From what he has observed during the past week it has been an outpouring of support from the white community during national protests and has stressed that to the players on the team who have reached out to the Kentucky coach.
“These white kids, they’re just as (upset) as these black kids on our team,” he said. “And that’s what you see now on the streets, you see these 20- to 25-year-olds, non-athletes and athletes (fighting). … if they’re mad, it’s not like back in the 1970s when an African-American teammate would come in and look at his teammates and say, ‘Yeah, you’re just like that.’ Our players know that our white players (have their back).”
When it comes to participating in protests, Marrow and the university said he asks that the players conduct themselves in a positive manner and not get caught up in the unnecessary components such as rioting and looting that can unravel a peaceful demonstration in a hurry.

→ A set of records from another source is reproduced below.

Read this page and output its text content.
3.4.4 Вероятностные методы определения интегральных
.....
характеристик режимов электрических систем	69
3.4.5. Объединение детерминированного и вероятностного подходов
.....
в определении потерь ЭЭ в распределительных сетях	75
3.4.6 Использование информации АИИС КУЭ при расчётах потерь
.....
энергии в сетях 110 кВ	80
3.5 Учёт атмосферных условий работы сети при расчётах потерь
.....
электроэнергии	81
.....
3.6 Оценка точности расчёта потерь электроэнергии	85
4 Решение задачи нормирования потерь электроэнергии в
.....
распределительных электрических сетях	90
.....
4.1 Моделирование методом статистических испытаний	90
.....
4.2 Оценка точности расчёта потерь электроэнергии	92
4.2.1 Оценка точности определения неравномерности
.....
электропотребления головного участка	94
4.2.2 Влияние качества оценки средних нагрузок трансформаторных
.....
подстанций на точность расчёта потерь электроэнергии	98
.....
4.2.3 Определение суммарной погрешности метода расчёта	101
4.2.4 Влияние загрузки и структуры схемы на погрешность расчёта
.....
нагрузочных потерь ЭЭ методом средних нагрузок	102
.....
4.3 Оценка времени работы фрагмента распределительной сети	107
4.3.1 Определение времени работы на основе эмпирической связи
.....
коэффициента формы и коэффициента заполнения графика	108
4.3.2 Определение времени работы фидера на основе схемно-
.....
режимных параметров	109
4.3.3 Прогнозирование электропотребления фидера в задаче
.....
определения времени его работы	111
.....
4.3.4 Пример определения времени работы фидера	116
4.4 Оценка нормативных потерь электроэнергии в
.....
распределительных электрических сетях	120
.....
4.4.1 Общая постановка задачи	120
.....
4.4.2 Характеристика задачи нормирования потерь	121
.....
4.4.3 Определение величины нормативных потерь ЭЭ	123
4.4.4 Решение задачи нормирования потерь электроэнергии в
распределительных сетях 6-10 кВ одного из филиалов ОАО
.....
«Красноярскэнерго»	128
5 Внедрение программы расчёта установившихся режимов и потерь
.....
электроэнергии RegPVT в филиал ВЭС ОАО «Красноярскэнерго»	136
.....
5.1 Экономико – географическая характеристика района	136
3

“I believe you can do it in the limelight of being a student-athlete if you want to get your message across,” he said. “When people are on you and the media talks to you, you can say how you feel in a positive manner.”
Marrow also likes the way Kentucky coach Mark Stoops has approached his players when it comes to state, national and current world events.
“I really believe that Mark Stoops is a good coach, but a really good human being,” Marrow said. “He understands and he hurts with these kids in any situation. I remember hearing (Kentucky President) Eli Capilouto speak at an athletic event, and I was very moved when he was talking about equality and diversity, telling the university we are moving forward with stuff like this.”
As society comes to terms with racial issues that have transpired recently, Marrow said African-American kids are “really confused right now and hurt.”
“That’s across the whole country,” he said. “But the great thing is, you have support, and I don’t think it’s fake support. I think they see there are people who don’t look like them that are very concerned and don’t stand for what’s going on.”